Des soignants accueillent un patient à l'hôpital de Perpignan, le 4 juillet 2022.
© AFP - Arnaud Le Vu

1.750 personnes sont mortes chaque jour lors du mois de juillet, d’après les premières données publiées par l’Insee. L’institut statistique estime qu’il y a probablement un lien avec les vagues de chaleur successives de cet été.

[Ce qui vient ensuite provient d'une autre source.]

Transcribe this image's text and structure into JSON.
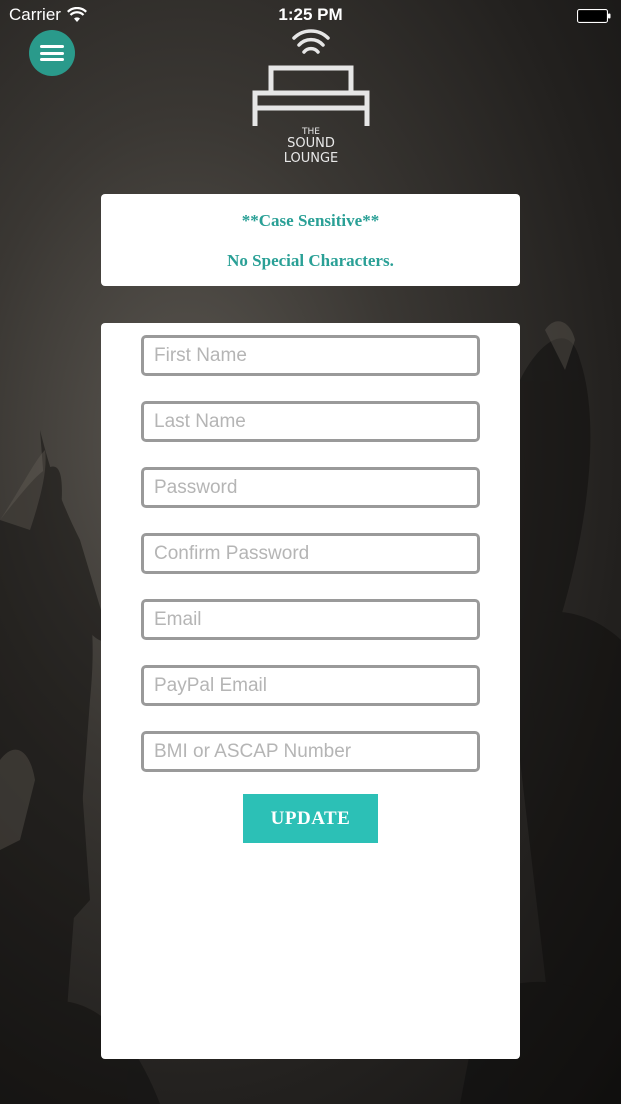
{
  "status_bar": {
    "carrier": "Carrier",
    "time": "1:25 PM"
  },
  "logo": {
    "line1": "THE",
    "line2": "SOUND",
    "line3": "LOUNGE"
  },
  "info": {
    "line1": "**Case Sensitive**",
    "line2": "No Special Characters."
  },
  "form": {
    "fields": [
      {
        "placeholder": "First Name",
        "value": ""
      },
      {
        "placeholder": "Last Name",
        "value": ""
      },
      {
        "placeholder": "Password",
        "value": ""
      },
      {
        "placeholder": "Confirm Password",
        "value": ""
      },
      {
        "placeholder": "Email",
        "value": ""
      },
      {
        "placeholder": "PayPal Email",
        "value": ""
      },
      {
        "placeholder": "BMI or ASCAP Number",
        "value": ""
      }
    ],
    "submit_label": "UPDATE"
  },
  "colors": {
    "accent": "#2cc0b6",
    "menu_button": "#2a9a8b",
    "info_text": "#2aa096"
  },
  "icons": {
    "menu": "hamburger-icon",
    "wifi": "wifi-icon",
    "battery": "battery-icon"
  }
}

Les trois épisodes de canicule de cet été ont-ils provoqué des décès supplémentaires en France ? Les premières données de l’Insee donnent une indication. "Le nombre de décès moyen par jour est en forte hausse en juillet : il atteint (en moyenne) 1.750, après 1.610 en juin 2022",  note l’Institut de la statistique dans sa dernière mise à jour concernant le nombre quotidien de décès, repérée par Le Parisien. Cette augmentation du nombre de morts s’explique "vraisemblablement par la vague de chaleur survenue à la mi-juillet". Toutefois, ce premier bilan est bien loin de celui de la canicule de 2003.

Un premier pic de décès lors de la première canicule

Le premier pic de chaleur, inédit par sa précocité et son intensité, a eu lieu du 15 au 22 juin. Le second, du 12 au 25 juillet, et le troisième du 31 juillet jusqu’à la mi-août. Et les courbes semblent se juxtaposer.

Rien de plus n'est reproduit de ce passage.